There are two types of GALE data: corpora created specifically for
the program, and previously-released corpora that have been designated
as GALE-relevant. New and planned GALE releases (kickoff and quarterly)
are described
on the GALE data matrix.
Authorized GALE sites will automatically receive copies of these
releases once their appointed data contact person has signed the GALE
user agreement and provided contact information.
Previously-released corpora that have been designated as GALE-relevant
are described on the GALE catalog
query page. Authorized GALE sites should follow
instructions on that page for requesting corpora.
2. How will data be
distributed?
GALE kickoff and quarterly releases will be distributed in one of two
formats. Text and annotations
will be distributed via web download. On the release date, each
site's data contact person will receive an email containing a URL where
each corpus can be downloaded. Audio
will be released on media. On the release date, LDC will
prepare a shipment containing CDs, DVDs and/or hard drives, depending
on the size of the corpus. Packages will be shipped via DHL or
FedEx. All authorized GALE sites will receive text and annotation
corpora. Given the high cost of creating and shipping hard drives,
audio data will not be distributed to sites who are not participating
in GALE evaluations.
3. How do I know what data
will be released in each quarter?
The GALE data matrix
reflects LDC's current plan for data to be distributed each
quarter. The matrix is updated on a regular basis to reflect
changes to the plan. As details of each release are finalized
that information is also added to the matrix, and can be viewed by
clicking on the name of the release under the Deliveries column.
(For instance, see details about the Kickoff1
Release).
4. My site has annotated some
LDC data and I want to share it with other sites on my team. How
can I do that?
GALE researchers can redistribute annotations in stand-off form without
involving LDC in any way. We understand that UIMA annotations are
stand-off in nature, that UIMA is the basis for integration of sites'
technology into the common platform, and that integration is supposed
to happen as the technology is developed; so this ought to mean there
are no impediments to sharing annotations within teams.
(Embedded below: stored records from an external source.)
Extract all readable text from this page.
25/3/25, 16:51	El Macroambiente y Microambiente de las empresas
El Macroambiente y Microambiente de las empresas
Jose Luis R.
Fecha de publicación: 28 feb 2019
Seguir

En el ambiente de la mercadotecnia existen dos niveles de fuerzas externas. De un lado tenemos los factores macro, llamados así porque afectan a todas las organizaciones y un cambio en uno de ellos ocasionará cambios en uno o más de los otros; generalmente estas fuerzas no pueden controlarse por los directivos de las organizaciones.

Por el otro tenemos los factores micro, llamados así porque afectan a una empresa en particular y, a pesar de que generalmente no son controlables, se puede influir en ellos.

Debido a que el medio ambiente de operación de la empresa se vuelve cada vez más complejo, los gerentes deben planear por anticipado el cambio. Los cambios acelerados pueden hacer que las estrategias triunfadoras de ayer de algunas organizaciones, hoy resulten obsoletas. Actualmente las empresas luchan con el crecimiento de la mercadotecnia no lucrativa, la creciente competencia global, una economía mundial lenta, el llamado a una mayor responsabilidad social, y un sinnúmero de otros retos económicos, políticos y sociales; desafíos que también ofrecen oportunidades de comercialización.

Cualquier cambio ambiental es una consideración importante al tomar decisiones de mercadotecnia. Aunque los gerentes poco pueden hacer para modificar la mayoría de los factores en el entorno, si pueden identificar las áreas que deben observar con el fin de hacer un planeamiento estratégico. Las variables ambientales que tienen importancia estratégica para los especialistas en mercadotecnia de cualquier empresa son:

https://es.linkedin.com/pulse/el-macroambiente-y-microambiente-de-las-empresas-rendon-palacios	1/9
However we do recognize that some legacy annotations may exist as
inline rather than standoff form. Redistribution of copyrighted
data across sites is prohibited by GALE user agreements and by LDC's
agreements with our data providers.
To make it easier for sites to share this kind of data among their team
members we are creating a "transshipment point" at LDC. We have
set up a local LDC machine to act as an scp server. When a GALE
participant wants to distribute something to other sites on the team,
(s)he can upload the file(s) and inform other participants, including
responsible LDC parties, about what has been deposited and why.
The other parties then can download the deposit if they want to.
Each site will receive a user account per Resource Distribution Task Specification.
These accounts will allow password-less sftp or winscp access.
Each account will be a
member of one of three user groups (corresponding to the three
teams). Each file deposited by a site will inherit group
permissions for that site. Sites will have read/write access to
the data deposited by other members of their group. Sites will
not have read or write access to data deposited/owned by groups other
than their own.
We will make a general announcement to the GALE
Data Announcement List when this service is up and running (ETA:
early December 2005).